Empresário do ramo farmacêutico e secretário de Finanças à época, Wanderley era mais que um nome na estrutura administrativa. Filho do sindicalista José Martins e irmão do ex-prefeito Marcos Martins, construiu uma presença própria na vida pública, marcada pelo diálogo fácil, pela lealdade e pela capacidade de articulação.
Nos bastidores dos governos de seu irmão, era apontado como um dos pilares da gestão. Tinha trânsito entre diferentes grupos e era reconhecido pela forma serena com que conduzia conflitos e aproximava posições — característica cada vez mais rara na política local.
A tragédia ocorreu em 26 de março de 2016, em uma rodovia que liga os municípios de Mari e Sapé. O carro em que ele estava se envolveu em uma colisão com uma motocicleta e outro veículo, capotando após o impacto. Wanderley morreu ainda no local.
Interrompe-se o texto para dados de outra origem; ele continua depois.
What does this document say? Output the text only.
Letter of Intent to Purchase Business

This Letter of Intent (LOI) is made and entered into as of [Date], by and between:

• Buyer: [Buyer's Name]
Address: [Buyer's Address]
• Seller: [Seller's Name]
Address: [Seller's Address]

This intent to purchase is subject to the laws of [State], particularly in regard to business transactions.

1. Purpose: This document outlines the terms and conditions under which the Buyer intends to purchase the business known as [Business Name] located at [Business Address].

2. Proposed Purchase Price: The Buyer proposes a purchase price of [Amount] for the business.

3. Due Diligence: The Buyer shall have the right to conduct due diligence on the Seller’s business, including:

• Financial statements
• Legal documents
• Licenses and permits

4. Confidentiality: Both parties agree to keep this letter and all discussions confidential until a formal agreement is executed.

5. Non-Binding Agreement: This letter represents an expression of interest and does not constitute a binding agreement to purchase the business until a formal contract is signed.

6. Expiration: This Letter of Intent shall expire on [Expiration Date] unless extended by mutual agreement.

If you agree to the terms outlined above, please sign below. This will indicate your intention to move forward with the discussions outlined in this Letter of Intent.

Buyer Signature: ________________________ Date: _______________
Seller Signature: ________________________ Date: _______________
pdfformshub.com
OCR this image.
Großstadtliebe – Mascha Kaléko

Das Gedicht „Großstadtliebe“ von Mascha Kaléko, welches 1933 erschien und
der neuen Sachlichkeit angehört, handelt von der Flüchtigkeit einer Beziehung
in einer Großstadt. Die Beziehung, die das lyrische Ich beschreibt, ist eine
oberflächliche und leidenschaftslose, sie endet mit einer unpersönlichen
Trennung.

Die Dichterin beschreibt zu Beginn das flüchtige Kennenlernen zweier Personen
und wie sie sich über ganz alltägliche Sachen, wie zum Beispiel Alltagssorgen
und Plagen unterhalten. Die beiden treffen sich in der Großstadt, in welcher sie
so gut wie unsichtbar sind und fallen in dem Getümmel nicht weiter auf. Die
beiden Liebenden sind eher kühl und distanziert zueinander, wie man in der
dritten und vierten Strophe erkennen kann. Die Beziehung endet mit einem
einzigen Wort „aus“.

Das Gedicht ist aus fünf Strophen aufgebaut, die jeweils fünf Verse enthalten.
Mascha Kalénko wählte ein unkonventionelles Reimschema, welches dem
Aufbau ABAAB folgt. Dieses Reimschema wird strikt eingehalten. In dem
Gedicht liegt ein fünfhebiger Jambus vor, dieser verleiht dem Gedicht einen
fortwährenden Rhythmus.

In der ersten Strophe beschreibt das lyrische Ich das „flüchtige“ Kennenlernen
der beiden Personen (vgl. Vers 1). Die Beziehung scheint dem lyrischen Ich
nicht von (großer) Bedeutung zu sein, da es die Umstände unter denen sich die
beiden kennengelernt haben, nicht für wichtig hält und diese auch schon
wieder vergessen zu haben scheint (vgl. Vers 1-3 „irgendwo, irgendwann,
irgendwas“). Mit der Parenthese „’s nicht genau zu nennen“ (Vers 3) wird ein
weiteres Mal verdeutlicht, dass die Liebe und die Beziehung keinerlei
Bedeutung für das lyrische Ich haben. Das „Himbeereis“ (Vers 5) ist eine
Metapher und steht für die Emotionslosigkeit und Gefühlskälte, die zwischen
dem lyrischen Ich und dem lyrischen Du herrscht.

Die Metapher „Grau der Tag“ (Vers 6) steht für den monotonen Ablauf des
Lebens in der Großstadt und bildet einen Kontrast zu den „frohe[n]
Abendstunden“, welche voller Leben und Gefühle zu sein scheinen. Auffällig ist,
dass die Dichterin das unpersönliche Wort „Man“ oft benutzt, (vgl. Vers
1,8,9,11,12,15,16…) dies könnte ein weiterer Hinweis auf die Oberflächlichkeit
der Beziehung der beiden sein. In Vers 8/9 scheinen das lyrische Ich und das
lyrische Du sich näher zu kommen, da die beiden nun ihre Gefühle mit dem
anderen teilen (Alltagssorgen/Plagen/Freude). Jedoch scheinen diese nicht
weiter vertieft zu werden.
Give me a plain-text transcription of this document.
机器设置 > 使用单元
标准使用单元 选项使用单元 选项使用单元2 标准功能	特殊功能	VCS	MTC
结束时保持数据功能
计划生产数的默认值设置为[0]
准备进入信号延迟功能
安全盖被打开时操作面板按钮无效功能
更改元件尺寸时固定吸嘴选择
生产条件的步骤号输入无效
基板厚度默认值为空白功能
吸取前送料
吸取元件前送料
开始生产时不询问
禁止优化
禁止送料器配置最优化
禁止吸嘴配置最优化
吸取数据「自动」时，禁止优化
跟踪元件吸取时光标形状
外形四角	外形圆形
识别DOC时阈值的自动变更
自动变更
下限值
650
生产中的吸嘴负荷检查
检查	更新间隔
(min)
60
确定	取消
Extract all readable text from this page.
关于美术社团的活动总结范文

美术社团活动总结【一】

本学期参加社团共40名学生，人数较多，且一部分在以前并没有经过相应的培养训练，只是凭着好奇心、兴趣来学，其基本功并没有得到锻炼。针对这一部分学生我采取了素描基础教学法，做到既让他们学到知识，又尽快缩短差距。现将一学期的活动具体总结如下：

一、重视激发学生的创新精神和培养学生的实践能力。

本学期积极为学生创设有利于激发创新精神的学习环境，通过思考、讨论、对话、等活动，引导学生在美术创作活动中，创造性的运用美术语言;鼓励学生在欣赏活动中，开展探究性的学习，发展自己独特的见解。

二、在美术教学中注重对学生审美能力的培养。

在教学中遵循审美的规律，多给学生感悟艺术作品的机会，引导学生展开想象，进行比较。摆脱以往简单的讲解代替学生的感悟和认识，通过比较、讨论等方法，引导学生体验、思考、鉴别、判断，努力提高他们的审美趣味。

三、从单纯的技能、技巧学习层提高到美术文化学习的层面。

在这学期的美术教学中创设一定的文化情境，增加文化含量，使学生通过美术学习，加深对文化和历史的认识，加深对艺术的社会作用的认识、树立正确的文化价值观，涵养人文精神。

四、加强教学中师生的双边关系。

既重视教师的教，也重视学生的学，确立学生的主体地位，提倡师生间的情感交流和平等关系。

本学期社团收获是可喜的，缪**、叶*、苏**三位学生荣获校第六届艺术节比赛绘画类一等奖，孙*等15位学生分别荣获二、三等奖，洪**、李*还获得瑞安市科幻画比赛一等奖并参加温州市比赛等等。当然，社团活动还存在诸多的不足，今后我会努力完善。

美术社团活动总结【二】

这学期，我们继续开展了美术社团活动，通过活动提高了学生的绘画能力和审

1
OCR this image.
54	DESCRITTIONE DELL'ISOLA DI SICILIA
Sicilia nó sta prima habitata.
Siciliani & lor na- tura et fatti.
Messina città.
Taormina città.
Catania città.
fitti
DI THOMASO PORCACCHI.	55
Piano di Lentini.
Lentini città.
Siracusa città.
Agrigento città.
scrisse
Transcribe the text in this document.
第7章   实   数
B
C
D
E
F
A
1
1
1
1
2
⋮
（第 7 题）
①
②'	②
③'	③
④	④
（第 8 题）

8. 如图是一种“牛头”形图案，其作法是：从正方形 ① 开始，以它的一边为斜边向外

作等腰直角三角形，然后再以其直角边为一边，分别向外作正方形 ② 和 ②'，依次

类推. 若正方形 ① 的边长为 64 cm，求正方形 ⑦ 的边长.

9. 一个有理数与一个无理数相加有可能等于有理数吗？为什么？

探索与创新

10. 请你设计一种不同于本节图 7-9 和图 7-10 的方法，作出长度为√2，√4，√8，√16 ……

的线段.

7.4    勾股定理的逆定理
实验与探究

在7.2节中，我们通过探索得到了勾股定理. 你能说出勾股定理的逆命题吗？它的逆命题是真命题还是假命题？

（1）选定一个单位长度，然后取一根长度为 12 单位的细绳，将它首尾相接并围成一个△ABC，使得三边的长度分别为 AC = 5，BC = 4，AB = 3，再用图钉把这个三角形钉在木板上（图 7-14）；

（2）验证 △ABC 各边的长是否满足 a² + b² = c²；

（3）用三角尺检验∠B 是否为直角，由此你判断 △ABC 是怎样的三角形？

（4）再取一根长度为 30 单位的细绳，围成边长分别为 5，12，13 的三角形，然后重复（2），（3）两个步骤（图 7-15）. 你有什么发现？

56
As circunstâncias do acidente, segundo informações da época, não foram totalmente esclarecidas.
Dez anos depois, a memória permanece viva também na fé da família. Católicos, os Martins se reuniram em um terço em homenagem a Wanderley, em um momento de oração e lembrança que reuniu familiares e pessoas próximas.
A morte encerrou não apenas uma função pública, mas uma rotina de convivência, de decisões e de vínculos que iam além da política.
Uma década depois, a lembrança de Wanderley Martins segue presente em Mari — não apenas pela tragédia que marcou sua partida, mas pela forma como viveu: próximo, acessível e presente.